Search

The worker is what runs scans. The code can be found in the backend directory.

When running Crossfeed locally, the Elasticsearch cluster is run as the crossfeed_es_1 Docker container. When deployed, we run an Elasticsearch cluster managed by Amazon Elasticsearch Service.

Directory structure

The file tasks/es-client.ts handles the task of interfacing with the Elasticsearch cluster.

Configuration

To configure properties for Elasticsearch, you can modify environment variables in .env in the root directory.

If you need to configure Elasticsearch for deployment, you should update the env.yml file. You may also need to update parameters in AWS SSM, as several environment variables use values that are stored in SSM.

Kibana

Kibana is a tool that helps visualize and query data that is stored in Elasticsearch. By default, Kibana is disabled because it adds a lot of overhead to local development and isn't required for normally running Crossfeed locally.

If you want to view a local version of Kibana (if you, for example, want to inspect the data of the local Elasticsearch instance), you should first uncomment the "kib" section of docker-compose.yml, re-launch Crossfeed, and then navigate to http://localhost:5601.

Syncing with the database

All data is populated to the database by other scans, and synchronization between the database and Elasticsearch is done by the searchSync scan.
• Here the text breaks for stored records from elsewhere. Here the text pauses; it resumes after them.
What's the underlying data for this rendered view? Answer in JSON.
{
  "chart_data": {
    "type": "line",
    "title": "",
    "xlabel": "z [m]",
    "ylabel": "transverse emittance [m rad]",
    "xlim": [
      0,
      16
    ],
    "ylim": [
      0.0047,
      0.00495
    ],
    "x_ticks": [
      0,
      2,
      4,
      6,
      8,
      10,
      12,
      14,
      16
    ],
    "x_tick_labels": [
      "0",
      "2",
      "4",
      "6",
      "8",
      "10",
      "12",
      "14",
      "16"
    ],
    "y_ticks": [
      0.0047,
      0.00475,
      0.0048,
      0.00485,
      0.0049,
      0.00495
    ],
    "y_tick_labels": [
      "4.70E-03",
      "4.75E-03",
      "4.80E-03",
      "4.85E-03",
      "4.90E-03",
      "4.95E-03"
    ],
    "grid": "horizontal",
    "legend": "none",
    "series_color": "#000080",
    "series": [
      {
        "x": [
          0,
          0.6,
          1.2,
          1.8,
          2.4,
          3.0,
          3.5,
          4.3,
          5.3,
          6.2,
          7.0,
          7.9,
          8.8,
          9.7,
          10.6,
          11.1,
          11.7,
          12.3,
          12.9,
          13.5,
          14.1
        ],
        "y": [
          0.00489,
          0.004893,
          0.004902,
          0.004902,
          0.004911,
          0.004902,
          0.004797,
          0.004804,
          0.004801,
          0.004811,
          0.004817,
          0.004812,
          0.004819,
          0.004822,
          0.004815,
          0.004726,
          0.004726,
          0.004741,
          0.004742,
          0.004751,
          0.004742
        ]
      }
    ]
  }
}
The searchSync scan retrieves all domains / services / vulnerabilities / webpages that need to be synced to Elasticsearch, then bulk uploads them to Elasticsearch. Afterwards, it sets the syncedAt column on these entities so that they will not be synced again in the future, until they are updated by other scans.

Indexes and mapping

We use a single index called "domains"; its name might change due to reindexing, so the current name is stored as the DOMAINS_INDEX constant in es-client.ts.

The domain index has a mapping. In order to create or update the mapping, you can run npm run syncdb from the backend directory. This calls the ESClient.syncDomainsIndex(), which will update the index's mapping if it exists, or create a new index if it doesn't exist.

Both services and vulnerabilities are stored with the nested field type. This means that they are all stored on the same domain document, and adding services / vulnerabilities will require updating / reindexing of an entire domain document.

However, webpages are stored with the join field type. This means that each webpage is stored as a separate document in the "domains" index, but contains a value for the parent_join field that indicates that that webpage is a child of another domain document. This makes it more efficient to add or remove single webpages, since it doesn't require reindexing all the webpages for a given domain.

So that the webpage fields don't conflict with fields in regular parent domain records, fields in webpage records are stored with the webpage_ prefix (see schema here).

Building search queries

The search query is built by the buildRequest function on the frontend. As of now, the logic there roughly corresponds to:

(
  (
    (has a domain matching query) OR
    (has a webpage with body matching query)
  )
  AND (matches filters)
)

Search results are individual domains, but they may contain snippets of webpage bodies if they contain the webpage content. For example:

![search result](./img/search result.png)

Webpage scraping

Webpage scraping is done by the webscraper scan. This scan uses the scrapy Python library to follow and scrape all links, observing rate limits and respecting robots.txt as well.

When a webpage is scraped, basic information such as the URL and status code are stored in the database through the Webpage model. However, webpage contents and headers are not stored in the database; instead, they are directly uploaded to Elasticsearch.